Laporan Wartawan TribunLombok.com, Ahmad Wawan Sugandika
TRIBUNLOMBOK.COM, LOMBOK TIMUR - Owner PT Karya Selancar Lombok, Zainuddin mengeluhkan aksi pencegatan yang dilakukan sejumlah petugas yang terdiri dari Satpol PP Lombok Timur dan TNI, saat pihaknya membawa tamu untuk berselancar di teluk Ekas Lombok Timur.
Dikatakan Zainuddin, pencegatan dilakukan dengan sejumlah 6 kapal milik petugas yang membawa paksa perahu miliknya untuk sandar di Ekas.
“Bener kejadiannya itu tadi siang, kita bawa 5 tamu asing untuk berselancar di Teluk Ekas, sesaat kemudian ada 6 boat dari Satpol PP yang menyuruh kami untuk sandar terlebih dahulu di Ekas,” ucap Zainuddin Senin (18/8/2025).
Dia juga mempertanyakan wewenang dari Satpol PP dan TNI AD yang mencegat perahunya di perairan saat menuju ombak Ekas.
Zainuddin juga menyadari bahwa ada aturan yang dibuat oleh Pemerintah Daerah (Pemda) Lombok Timur melalui awik-awiknya, untuk semua kapal yang datang dari Awang harus sandar terlebih dahulu di Ekas.
Akan tetapi, ia menilai hal tersebut justru akan mematikan usaha dari pegiat wisata di Awang.

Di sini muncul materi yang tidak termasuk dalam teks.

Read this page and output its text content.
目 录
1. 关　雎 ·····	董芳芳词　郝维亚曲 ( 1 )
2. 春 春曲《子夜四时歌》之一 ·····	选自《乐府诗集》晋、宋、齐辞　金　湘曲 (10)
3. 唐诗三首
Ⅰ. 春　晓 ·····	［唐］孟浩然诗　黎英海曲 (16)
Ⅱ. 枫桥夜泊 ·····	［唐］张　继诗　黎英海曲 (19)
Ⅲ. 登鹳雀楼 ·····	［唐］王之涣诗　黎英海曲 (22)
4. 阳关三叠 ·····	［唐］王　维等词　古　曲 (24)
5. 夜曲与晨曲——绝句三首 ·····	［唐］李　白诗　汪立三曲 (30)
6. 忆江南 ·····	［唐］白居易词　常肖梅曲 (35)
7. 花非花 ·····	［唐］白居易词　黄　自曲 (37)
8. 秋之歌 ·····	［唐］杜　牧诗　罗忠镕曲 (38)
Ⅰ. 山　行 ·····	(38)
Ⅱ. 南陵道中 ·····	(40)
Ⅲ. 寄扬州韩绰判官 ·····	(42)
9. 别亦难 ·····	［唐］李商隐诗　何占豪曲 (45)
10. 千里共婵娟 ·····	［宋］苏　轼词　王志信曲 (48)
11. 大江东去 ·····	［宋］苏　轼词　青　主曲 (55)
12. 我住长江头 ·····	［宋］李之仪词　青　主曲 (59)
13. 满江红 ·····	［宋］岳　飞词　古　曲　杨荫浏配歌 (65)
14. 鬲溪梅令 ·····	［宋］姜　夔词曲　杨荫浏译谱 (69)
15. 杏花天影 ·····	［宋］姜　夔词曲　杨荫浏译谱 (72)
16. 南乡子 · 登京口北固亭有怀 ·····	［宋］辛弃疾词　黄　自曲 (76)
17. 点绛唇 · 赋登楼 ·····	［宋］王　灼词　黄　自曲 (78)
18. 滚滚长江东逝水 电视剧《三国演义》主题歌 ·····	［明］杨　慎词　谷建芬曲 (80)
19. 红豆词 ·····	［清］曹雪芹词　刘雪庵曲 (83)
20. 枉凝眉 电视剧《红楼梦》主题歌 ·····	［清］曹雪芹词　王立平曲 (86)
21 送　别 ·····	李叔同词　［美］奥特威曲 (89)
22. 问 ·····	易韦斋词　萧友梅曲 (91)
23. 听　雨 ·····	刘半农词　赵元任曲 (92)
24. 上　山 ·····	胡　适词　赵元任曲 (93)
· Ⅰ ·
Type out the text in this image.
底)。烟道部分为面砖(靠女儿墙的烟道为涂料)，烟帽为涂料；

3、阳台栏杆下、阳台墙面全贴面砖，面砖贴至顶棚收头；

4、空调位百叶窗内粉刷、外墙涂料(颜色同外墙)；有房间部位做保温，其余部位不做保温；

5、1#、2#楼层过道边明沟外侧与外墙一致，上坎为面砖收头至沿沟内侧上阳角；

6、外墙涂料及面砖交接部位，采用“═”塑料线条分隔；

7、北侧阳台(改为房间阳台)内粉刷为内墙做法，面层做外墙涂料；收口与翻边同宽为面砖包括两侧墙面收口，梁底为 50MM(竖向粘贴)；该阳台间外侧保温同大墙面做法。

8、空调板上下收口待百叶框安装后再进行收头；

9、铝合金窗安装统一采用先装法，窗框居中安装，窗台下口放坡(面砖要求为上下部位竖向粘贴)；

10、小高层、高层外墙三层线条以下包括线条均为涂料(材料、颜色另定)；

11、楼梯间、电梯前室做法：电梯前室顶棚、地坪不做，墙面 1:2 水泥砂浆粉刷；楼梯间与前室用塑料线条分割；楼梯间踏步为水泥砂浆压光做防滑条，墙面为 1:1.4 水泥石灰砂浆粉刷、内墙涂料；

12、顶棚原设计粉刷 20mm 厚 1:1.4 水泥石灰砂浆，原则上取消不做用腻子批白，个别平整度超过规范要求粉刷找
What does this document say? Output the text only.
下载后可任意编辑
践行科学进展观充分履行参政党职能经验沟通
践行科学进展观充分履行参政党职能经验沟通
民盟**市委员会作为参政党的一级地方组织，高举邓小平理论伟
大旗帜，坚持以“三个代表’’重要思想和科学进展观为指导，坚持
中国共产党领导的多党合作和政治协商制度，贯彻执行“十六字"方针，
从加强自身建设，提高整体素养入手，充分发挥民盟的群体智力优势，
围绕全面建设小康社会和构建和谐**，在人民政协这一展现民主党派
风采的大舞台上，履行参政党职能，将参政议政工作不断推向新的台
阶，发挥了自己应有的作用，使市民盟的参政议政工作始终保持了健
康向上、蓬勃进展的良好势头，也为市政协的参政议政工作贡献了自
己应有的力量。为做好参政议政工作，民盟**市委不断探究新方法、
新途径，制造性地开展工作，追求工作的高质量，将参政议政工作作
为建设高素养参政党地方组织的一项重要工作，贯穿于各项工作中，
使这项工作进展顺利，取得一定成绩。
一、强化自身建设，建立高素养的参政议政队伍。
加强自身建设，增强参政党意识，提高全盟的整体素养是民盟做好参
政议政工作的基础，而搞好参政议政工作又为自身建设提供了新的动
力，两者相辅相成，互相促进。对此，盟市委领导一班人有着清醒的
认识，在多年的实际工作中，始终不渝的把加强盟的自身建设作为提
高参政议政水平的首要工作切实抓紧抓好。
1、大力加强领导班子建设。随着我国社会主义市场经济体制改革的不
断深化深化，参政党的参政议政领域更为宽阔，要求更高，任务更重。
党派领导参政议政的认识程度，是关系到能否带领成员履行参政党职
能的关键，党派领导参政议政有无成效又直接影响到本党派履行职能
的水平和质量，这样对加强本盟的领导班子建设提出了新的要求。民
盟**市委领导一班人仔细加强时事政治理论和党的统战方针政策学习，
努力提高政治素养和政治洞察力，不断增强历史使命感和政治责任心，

“Banyak tamu kita kecewa, dia sudah bayar untuk berwisata, mereka nggak mau repot kesana kemari yang dikatakan membuang waktu, kalau seperti ini bisa saja tamu-tamu kita ogah berwisata kembali kesana (Teluk Ekas),” ungkapnya.
Menurutnya jika melalui darat menuju Ekas, wisatawan banyak banyak mengeluh karena jarak tempuh relatif jauh.
“Hingga kebijakan untuk sandar dulu di Ekas ini menurut kami perlu dikaji, ini akan berdampak buruk nanti, bukan hanya kita di Awang tapi juga temen-temen di Ekas,” tegasnya.
Dia menyarankan, pihak Pemerintah Daerah (Pemda) Lombok Timur harus berfikir solutif atas peritiwa ini.
Menurutnya, akan jauh lebih baik jika Pemda menyiapkan kubus apung atau dermaga modern yang ditempatkan di sekitaran spot slancar di teluk Ekas.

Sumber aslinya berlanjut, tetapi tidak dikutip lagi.